No, I will not be sticking around if he is going to be at Thanksgiving. I don't care how you feel about it. You have been gaslighting me ever since he came back in the picture. You want me to forget the shit he did when I was a kid. I'm 30 now. That shit doesn't work on me. Ever since Dad died you've been looking for a 'companion' and that's fine, but you will respect my decision of not being around him. He abandoned me, replaced me, lied to me, kidnapped me, and expected me to forgive and forget all of that, much like you're doing right now. That man never wanted me as a child, what makes you think he wants me as an adult? What, now that I will be useful in some way? Because I took care of you most of my life? He's getting older, same for you. I have yet to spread my wings because you have made me feel responsible for you.
This will change at the beginning of the year and I know you hate it. You're beginning to realize that I've been disenchanted with you for a while now and that I'm no longer falling for the excuses you've been making. Bringing him back into the picture is the nail in that coffin. You don't respect how I feel, you try to minimize any concerns I bring up or what he's done as if I'm supposed to forget that pain! I figured when your one husband abandoned you, you'd realize what I felt but you still didn't care. All you care about is you, you, you and to hell with anyone else.

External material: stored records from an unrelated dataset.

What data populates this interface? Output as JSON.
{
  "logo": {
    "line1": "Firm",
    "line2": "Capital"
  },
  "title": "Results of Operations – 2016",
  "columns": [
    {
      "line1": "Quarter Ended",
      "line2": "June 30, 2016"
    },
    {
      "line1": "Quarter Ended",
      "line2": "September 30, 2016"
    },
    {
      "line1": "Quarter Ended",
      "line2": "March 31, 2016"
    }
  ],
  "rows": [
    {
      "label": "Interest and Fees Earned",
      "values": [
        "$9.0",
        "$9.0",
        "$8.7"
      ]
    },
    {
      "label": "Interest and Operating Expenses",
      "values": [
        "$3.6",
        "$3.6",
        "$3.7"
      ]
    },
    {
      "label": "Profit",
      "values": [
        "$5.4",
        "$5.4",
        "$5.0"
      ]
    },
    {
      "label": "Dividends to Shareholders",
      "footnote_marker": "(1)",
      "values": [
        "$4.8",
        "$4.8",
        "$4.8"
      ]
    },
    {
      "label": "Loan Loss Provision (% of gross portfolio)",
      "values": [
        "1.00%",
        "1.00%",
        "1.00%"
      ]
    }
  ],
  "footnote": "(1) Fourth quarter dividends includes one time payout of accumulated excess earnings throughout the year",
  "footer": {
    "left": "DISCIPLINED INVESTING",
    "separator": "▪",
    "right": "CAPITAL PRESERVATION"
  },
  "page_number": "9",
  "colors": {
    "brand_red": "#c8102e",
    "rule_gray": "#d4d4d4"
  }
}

I should have seen it before. Both of you are the worst. The only reason I'm writing this is so I don't blurt something out before I leave and ruin the one-way trip. I'm done with both of you. I will not be attending the dinner if he's here. This isn't even a 'him or me' situation. You can keep him and when you and my sister realize what you've done by inviting him back into your lives, you'll realize what you've done. Hopefully, anyway. You might still be too damn hardheaded to admit any wrongdoing. You do tend to like to rewrite the past a lot. You're just having a hard time selling it now.